Re: Teuthology & Rook (& DeepSea, ceph-ansible, ...)

Gregory Farnum <gfarnum@xxxxxxxxxx> · Wed, 24 Apr 2019 13:34:49 -0700

On Wed, Apr 24, 2019 at 11:11 AM Alfredo Deza <adeza@xxxxxxxxxx> wrote:
>
> On Wed, Apr 24, 2019 at 10:50 AM Gregory Farnum <gfarnum@xxxxxxxxxx> wrote:
> >
> > Hello Travis, all,
> > I’ve been looking at the interfaces our ceph-qa-suite tasks expect
> > from the underlying teuthology and Ceph deployment tasks to try and
> > 1) narrow them down into something we can implement against other
> > backends (ceph-ansible, Rook, DeepSea, etc)
> > 2) see how those interfaces need to be adapted to suit the differences
> > between physical hosts and kubernetes pods.
>
> I would like to see that not coupled at all. Why does teuthology need
> to know about these? It would be really interesting to see a framework
> that can
> test against a cluster - regardless of how that cluster got there (or
> if its based on containers or baremetal)

Taking over an existing cluster without any knowledge of its setup
isn't practical because we need to manipulate it pretty intrusively in
order to perform our testing.
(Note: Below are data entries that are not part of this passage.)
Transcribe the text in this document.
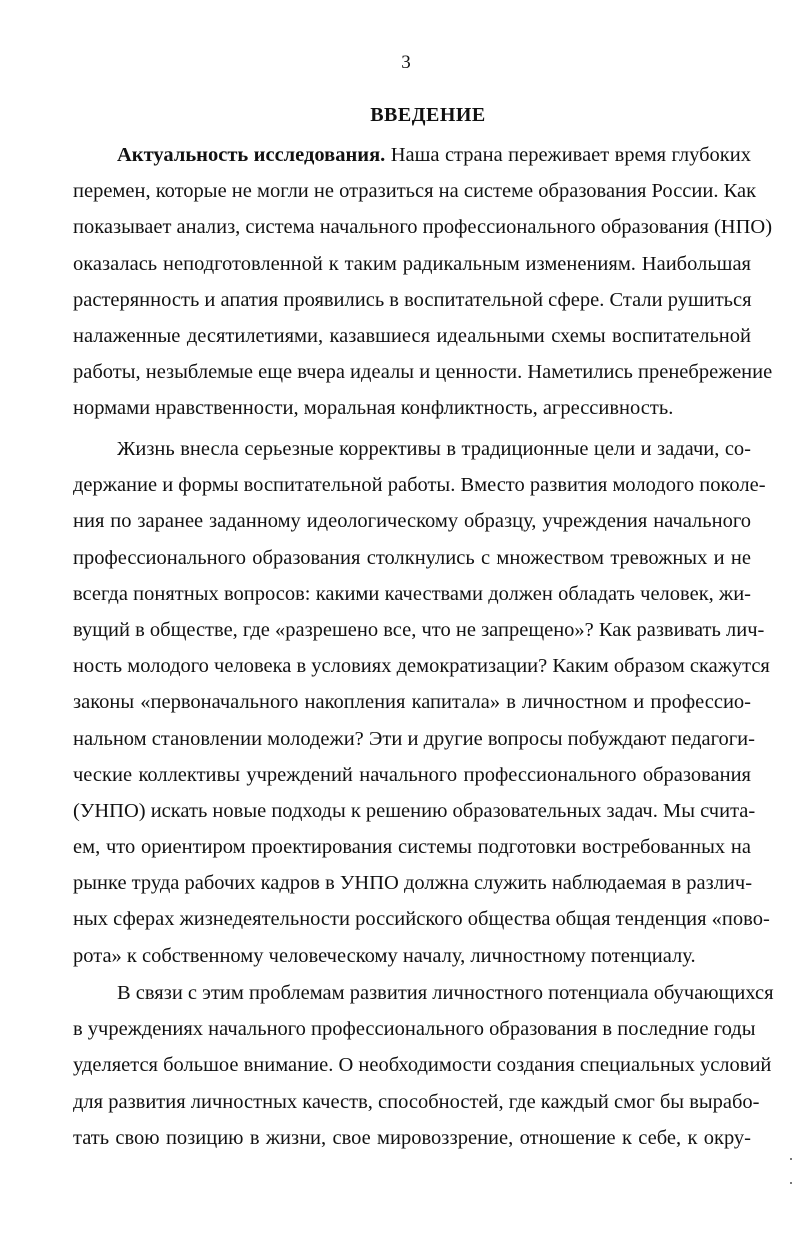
3
ВВЕДЕНИЕ
Актуальность исследования. Наша страна переживает время глубоких
перемен, которые не могли не отразиться на системе образования России. Как
показывает анализ, система начального профессионального образования (НПО)
оказалась неподготовленной к таким радикальным изменениям. Наибольшая
растерянность и апатия проявились в воспитательной сфере. Стали рушиться
налаженные десятилетиями, казавшиеся идеальными схемы воспитательной
работы, незыблемые еще вчера идеалы и ценности. Наметились пренебрежение
нормами нравственности, моральная конфликтность, агрессивность.
Жизнь внесла серьезные коррективы в традиционные цели и задачи, со-
держание и формы воспитательной работы. Вместо развития молодого поколе-
ния по заранее заданному идеологическому образцу, учреждения начального
профессионального образования столкнулись с множеством тревожных и не
всегда понятных вопросов: какими качествами должен обладать человек, жи-
вущий в обществе, где «разрешено все, что не запрещено»? Как развивать лич-
ность молодого человека в условиях демократизации? Каким образом скажутся
законы «первоначального накопления капитала» в личностном и профессио-
нальном становлении молодежи? Эти и другие вопросы побуждают педагоги-
ческие коллективы учреждений начального профессионального образования
(УНПО) искать новые подходы к решению образовательных задач. Мы счита-
ем, что ориентиром проектирования системы подготовки востребованных на
рынке труда рабочих кадров в УНПО должна служить наблюдаемая в различ-
ных сферах жизнедеятельности российского общества общая тенденция «пово-
рота» к собственному человеческому началу, личностному потенциалу.
В связи с этим проблемам развития личностного потенциала обучающихся
в учреждениях начального профессионального образования в последние годы
уделяется большое внимание. О необходимости создания специальных условий
для развития личностных качеств, способностей, где каждый смог бы вырабо-
тать свою позицию в жизни, свое мировоззрение, отношение к себе, к окру-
I believe some of our tests involve
turning off an OSD, deliberately breaking its on-disk store, and
turning it back on again. We certainly do plenty of SIGABRT and other
things that require knowledge of the startup process/init system.
That said, I am indeed trying to get to the point where the
ceph-qa-suite tasks do not have any idea how the cluster came to exist
and are just working through a defined interface. The existing
"install" and "ceph" tasks are the pieces that set up that interface,
and the ssh-based run() function is the most widespread "bad" part of
the existing interface, so those are the parts I'm focused on fixing
or working around right now. Plus we've learned from experience we
want to include testing those installers and init systems within our
tests...

> > So I’d like to know how this all sounds. In particular, how
> > implausible is it that we can ssh into Ceph containers and execute
> > arbitrary shell commands?
>
> That is just not going to work in the way teuthology operates. Poking
> at things inside a container depends on the deployment type, for
> example, docker would do something like
> `docker exec` while kubernetes (and openshift) does it a bit differently.
>
> You can't just ssh.

Yes, and for things like invoking Ceph or samba daemons we have good
interfaces to abstract that out. But for things like "run this python
script I've defined in-line to scrape up a piece of data I care about"
there aren't any practical replacements. We can move away from doing
that, but I'd like to explore what our options are before I commit to
either 1) re-writing all of that code or 2) turn off every one of
those tests, as a precondition of testing in Rook.
Anyway I really haven't done much with Kubernetes and I didn't realize
you could just get a shell out of it (I thought it fought pretty hard
to *prevent* that...) so I'll spend some more time looking at it.
-Greg